そして執務室へと入る。お嬢様はいつもと同じように書類に目を通したり書き留めたりしていた。

取り敢えず、報告を始めますか。


「ただ今より、私と姉様の二名はモルベア辺境伯領の防衛依頼の為に出発致します。それに伴い、屋敷の管理をする者が居なくなる為、屋敷全体へ「時空系統」の「固定魔法」及び「付与系統」の「強化」魔法を掛けました。」


……?なんか、お嬢様が何か言いたそうにこちらを見ている。何かしましたっけ?まぁ気にせず報告を続ける。

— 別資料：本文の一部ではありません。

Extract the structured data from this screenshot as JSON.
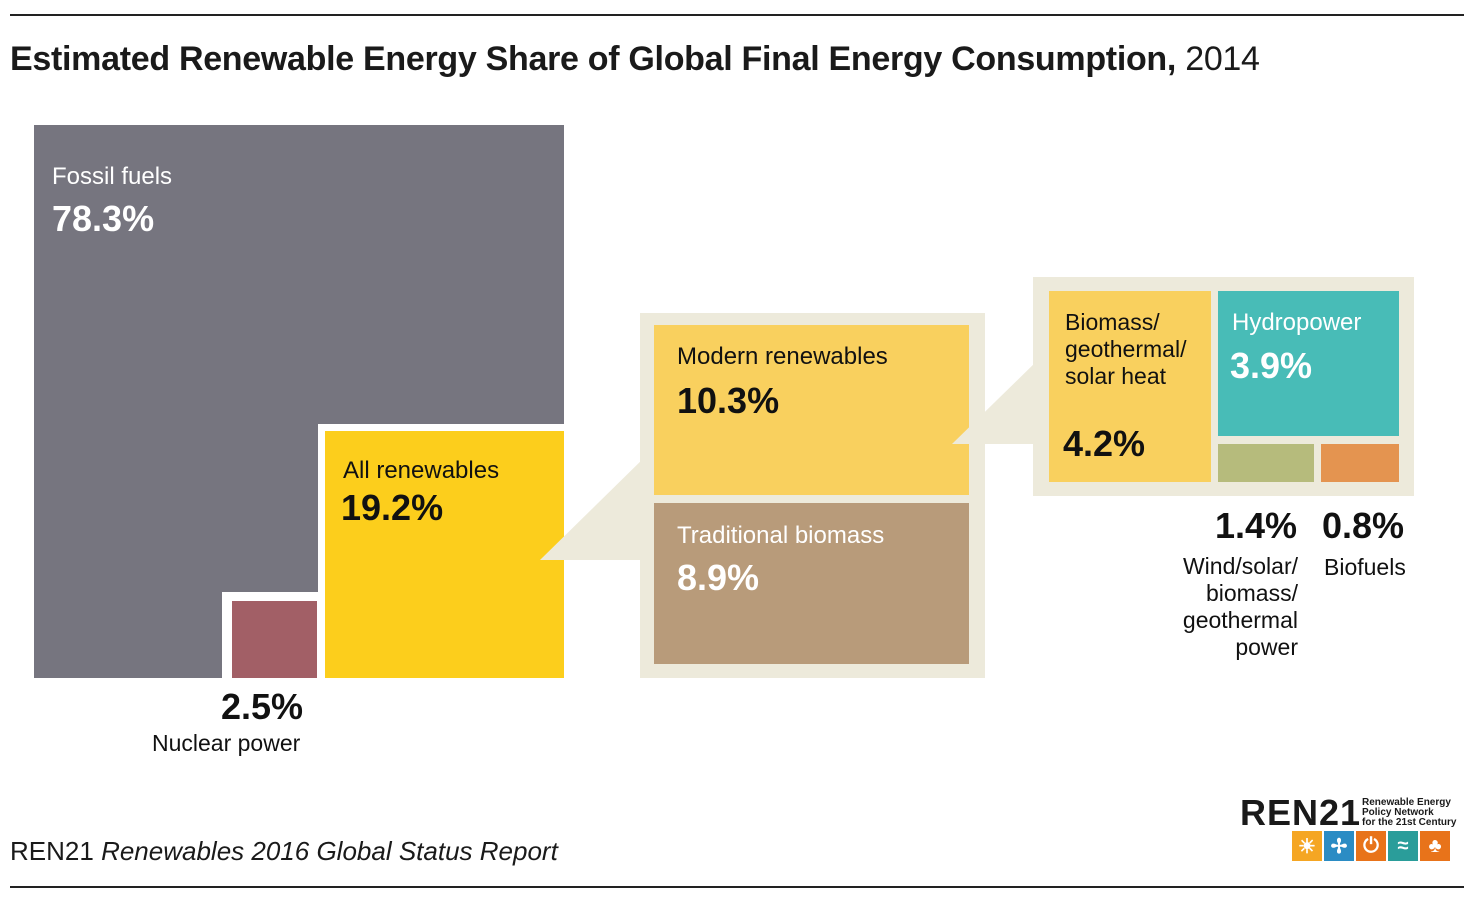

「そして、屋敷全体に長期間持つよう「生活系統」の「清浄クリーン魔法」を掛けました。そして、最後に食堂にお嬢様の食事を作り置きしてあります。全ての料理は「時空系統」の「状態保存魔法」と「生活系統」の「保熱魔法」を掛けております。」


……?お嬢様が頭を抱え始めたぞ。何かあったか?


「報告が終了しましたのでお嬢様の許可が下りれば直ぐにでも出発させて頂きます。」

「そうですね…貴女はそういう人でしたね、えぇ。」


お嬢様がそう1人呟く。はて、何かしただろうか?まぁ、取り敢えず報告を終えたので許可が出るのを待つ。


「……色々と言いたいことは有りますが、後で良いでしょう。命令です。フレニカ、絶対に帰還しなさい。」


「…承りました。」

「良いでしょう。出発を許可します。」


私は一礼をして執務室を出る。

しかし、お嬢様による初の命令が絶対に帰還する事とは……

…絶対に、帰って来る。私はそう決めました。